Провокации устраивали не только политическим — это было обычной практикой. Врач, предлагая выписать больного, брал на себя тем самым ответственность, и, если этот больной, освободившись, снова попадался, спрашивали с врача. Естественно, что врач хотел удостовериться, что его подопечный в условиях, близких к нормальным, то есть в провоцирующих, не повторит прежнего. Допустим, санитар дал тебе по уху или отнял еду, а ты в ответ «возбудился» — где гарантия, что ты вновь не попадешь? Там, на свободе, в повседневной жизни, тебя еще и не такое ждет. И если ты не обрел нужной степени покорности, не приучился подавлять свои реакции, то лучше посиди пока что здесь. Для жизни среди нормальных советских людей ты еще не годишься.

И приходилось быть постоянно начеку, в напряжении, не позволять себе забыться ни на секунду и контролировать каждый свой жест.
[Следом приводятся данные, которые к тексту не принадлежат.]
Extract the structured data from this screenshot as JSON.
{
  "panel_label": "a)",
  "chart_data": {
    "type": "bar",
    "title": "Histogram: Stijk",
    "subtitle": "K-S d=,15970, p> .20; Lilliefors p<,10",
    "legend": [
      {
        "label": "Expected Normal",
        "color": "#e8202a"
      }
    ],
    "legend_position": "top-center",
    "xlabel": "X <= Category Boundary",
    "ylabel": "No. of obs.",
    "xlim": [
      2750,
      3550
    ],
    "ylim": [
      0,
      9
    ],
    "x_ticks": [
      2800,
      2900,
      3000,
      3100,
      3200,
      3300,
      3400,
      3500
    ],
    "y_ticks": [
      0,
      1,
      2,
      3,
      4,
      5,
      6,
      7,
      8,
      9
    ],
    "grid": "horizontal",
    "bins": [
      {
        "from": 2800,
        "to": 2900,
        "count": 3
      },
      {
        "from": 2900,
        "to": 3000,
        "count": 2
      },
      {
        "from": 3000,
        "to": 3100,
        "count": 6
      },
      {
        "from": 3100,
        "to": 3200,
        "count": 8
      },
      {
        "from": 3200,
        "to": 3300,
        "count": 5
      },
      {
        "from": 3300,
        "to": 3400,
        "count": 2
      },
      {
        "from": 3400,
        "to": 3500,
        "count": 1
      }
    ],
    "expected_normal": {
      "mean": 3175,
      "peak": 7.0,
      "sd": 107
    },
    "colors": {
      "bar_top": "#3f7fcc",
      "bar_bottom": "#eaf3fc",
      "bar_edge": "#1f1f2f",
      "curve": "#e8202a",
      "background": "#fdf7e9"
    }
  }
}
И ни единому слову врачей или сестер нельзя было верить.

Результаты комиссии больным знать не полагалось. Выписанным же обычно врач с глазу на глаз давал понять, что их выписали. Этим-то и пользовались для провокаций. Больному после комиссии сообщали под секретом, что он якобы выписан и через два-три месяца, после суда, освободится. Суд был простой формальностью, так как обычно не отклонял решений комиссии. Вот тут-то и проявлялись в человеке все его склонности, которые он скрывал до комиссии, тут-то за ним и смотрели, провоцировали, задирали. Он ведь считал, что уже одной ногой на воле, дело в суде и врачи его остановить не могут. Бывали случаи — даже на вахту отводили, вроде совсем освобождаться. Человек прощался со всеми, собирал вещи и шел в полной уверенности, что идет на волю. Дорогой же, эти вот последние 50 метров, медсестра все пытается его спровоцировать, вызвать на откровенность, и уж у самых ворот вдруг поворачивают его обратно. Действительно, бывало, с ума сходили от этих провокаций.

Мне не пришлось каяться и бояться подвоха. Объявив меня симулянтом, Калинин требовал вернуть дело на следствие. КГБ переполошился, и на комиссии создалась совершенно нелепая ситуация. Члены комиссии доказывали, что я был прежде болен, Калинин же чуть не обвинял их в укрывательстве преступника от справедливой кары. И чем более естественно я себя вел, тем больше давал комиссии доказательств своей «болезни». Проявление критики, раскаяния, наоборот, только усилило бы позиции Калинина. Он проиграл, и я был выписан с диагнозом «психопатия паранойяльного круга в стадии компенсации».